Photo taken by AJ Cann, 2/19/2012, Available on Flickr
I recently received some questions from a reader with accompanying pictures of a most disgusting, alien looking gray and black growth on their corn. If any of you have seen this on the ears of corn in your garden, as this picture shows, it can be quite astounding.  When a plant disease is big enough you can hear it mocking you and you think it may be growing eyes it sparks a bit of curiosity and possibly resentment. Would you believe that this alarming growth is also used quite intentionally in cooking and there is a good chance that you have probably eaten some? Why don't we get to that in a minute?

Corn Smut

For must of us trying to grow a few rows of our favorite sweet corn along the sunny garden path, this growth is considered a most undesirable part of our summer gardening experience. As a disease this is called corn smut.  Basically it is a fungal growth caused most commonly by the fungus Ustilago.  

Inside the smooth gray covering lies black spores of Ustilago. According to The Ohio State University these spores overwinter in the soil for up to 2-3 years. When the gray sac or gal ruptures these spores are carried to and fro throughout your garden and soil in any manner of different ways.  Combine this with warm temperatures and moisture in early summer and wa-la: you have corn smut. Growing like yeast, the fungus can be noticeable on your corn within ten days of infection.

SO NOW WHAT?

If you happen to have corn smut on your ears and you don't want to keep it in an effort to really add some pizazz to your fall door-step halloween decorations there are some things you should do.
  • Remove infected plant parts or entire plants immediately. Remember the spores can live for 2-3 years in the soil so getting rid of them means putting the infected plants in garbage bags and throwing them away. Don't compost them.
  • Be careful not to injure plants by cultivating too close to the roots and stocks. These injuries create openings where the fungus enters and then multiplies.
  • Incorporate crop rotation. Don't plant corn in the same location in the garden every year, but switch everything around from year to year. This also helps with many other garden problems and diseases.
  • Probably most important is to plant varieties of corn that are much less susceptible to corn smut.  Disease resistant plants can do the bulk of the work in reducing disease problems and pesticide use in most plants.

Mexican Truffle
Photo taken by Ross Grady 7.29.2011, Available on Flickr

Amazingly and quite interestingly in Mexican cooking this corn "problem" is a real delicacy. In Mexico and Mexican cooking is is called Huitlacoche (pronounced whee-tla-KO-cheh), corn mushroom, or Mexican Truffle.  According to the Tijuana, Mexico, restaurant Aqui es Texcoco, Huitlacoche has a smoky, earthy taste and is used in stews, tamales, quesadillas, soups, salads, and deserts. 
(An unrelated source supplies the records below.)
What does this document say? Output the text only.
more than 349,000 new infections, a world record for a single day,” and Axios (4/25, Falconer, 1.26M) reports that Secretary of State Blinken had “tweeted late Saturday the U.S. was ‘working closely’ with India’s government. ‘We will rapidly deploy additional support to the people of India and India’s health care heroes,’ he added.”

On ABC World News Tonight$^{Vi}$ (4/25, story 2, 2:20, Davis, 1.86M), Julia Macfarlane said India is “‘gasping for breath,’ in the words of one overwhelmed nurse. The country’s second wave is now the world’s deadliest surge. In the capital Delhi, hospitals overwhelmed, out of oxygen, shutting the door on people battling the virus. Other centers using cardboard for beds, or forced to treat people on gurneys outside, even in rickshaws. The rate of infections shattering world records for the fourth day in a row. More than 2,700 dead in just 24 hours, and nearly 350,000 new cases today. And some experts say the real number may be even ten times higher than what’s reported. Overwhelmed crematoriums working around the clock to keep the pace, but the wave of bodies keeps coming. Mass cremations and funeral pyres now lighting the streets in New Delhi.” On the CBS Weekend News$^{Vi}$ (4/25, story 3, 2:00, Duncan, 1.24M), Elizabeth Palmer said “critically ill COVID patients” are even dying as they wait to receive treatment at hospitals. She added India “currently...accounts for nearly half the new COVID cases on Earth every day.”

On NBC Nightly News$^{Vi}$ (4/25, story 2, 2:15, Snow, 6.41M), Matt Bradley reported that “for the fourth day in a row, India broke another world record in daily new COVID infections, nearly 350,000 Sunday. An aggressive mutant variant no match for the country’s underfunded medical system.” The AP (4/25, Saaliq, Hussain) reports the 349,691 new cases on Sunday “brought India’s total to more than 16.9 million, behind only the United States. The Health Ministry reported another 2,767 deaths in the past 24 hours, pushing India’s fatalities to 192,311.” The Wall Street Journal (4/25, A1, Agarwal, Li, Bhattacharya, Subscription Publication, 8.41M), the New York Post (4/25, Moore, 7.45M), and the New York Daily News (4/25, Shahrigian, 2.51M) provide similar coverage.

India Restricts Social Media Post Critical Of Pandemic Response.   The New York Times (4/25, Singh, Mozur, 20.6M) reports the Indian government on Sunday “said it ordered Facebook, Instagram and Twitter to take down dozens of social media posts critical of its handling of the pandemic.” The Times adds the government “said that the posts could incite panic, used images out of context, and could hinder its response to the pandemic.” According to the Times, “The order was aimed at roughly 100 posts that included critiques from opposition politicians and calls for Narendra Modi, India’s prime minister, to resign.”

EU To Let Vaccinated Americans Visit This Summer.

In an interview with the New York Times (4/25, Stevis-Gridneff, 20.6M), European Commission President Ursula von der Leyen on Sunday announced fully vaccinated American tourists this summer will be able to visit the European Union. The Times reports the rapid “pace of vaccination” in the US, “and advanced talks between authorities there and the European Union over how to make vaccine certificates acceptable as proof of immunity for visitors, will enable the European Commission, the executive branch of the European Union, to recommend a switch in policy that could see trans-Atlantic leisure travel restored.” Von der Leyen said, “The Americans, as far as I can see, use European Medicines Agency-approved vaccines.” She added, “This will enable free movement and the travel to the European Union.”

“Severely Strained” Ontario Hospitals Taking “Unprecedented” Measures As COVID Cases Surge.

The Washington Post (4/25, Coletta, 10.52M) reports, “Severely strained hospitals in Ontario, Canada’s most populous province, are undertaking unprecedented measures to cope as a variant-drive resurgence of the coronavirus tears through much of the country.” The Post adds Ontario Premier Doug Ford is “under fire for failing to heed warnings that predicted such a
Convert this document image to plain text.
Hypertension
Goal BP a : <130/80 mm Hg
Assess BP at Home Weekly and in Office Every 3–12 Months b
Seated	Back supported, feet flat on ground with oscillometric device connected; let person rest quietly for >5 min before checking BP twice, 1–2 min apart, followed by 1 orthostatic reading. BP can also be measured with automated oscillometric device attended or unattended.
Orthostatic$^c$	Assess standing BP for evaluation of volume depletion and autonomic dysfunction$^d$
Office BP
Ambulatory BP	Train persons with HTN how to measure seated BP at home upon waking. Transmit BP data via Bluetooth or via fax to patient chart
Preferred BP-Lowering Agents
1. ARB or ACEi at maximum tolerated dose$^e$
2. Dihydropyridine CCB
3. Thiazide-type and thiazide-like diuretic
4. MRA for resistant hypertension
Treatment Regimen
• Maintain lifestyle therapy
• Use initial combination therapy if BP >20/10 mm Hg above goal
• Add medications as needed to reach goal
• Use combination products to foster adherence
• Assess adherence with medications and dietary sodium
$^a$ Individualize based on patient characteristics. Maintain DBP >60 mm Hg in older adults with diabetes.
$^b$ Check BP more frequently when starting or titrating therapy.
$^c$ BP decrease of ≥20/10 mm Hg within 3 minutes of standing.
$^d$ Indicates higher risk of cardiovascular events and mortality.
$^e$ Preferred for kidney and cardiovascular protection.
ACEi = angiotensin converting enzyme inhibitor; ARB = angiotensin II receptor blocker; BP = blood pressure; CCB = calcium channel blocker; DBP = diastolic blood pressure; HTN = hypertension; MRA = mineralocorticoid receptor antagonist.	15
It's good for your health also.  Several journals, including Critical Reviews in Food Science and Nutrition and Food Chemistry have published research articles showing Huitlacoche has high levels of the amino acid Lysine, something corn has little of.  Lysine is an essential building block of proteins and plays a major role in a healthy body, yet the human body cannot produce it. 

And finally for the agricultural economists out there, further studies show Huitlacoche to be much more profitable than the corn it grows on. Millions of dollars have been spent in an effort to reduce corn smut from infecting commercial corn production.  Could you believe that some of the most fresh stages of corn smut being sold is bringing as much as $20 per pound?  

Now you can decide for yourself whether your corn fungus is a disease or a delicacy.  I suppose it depends on what you're in the mood for.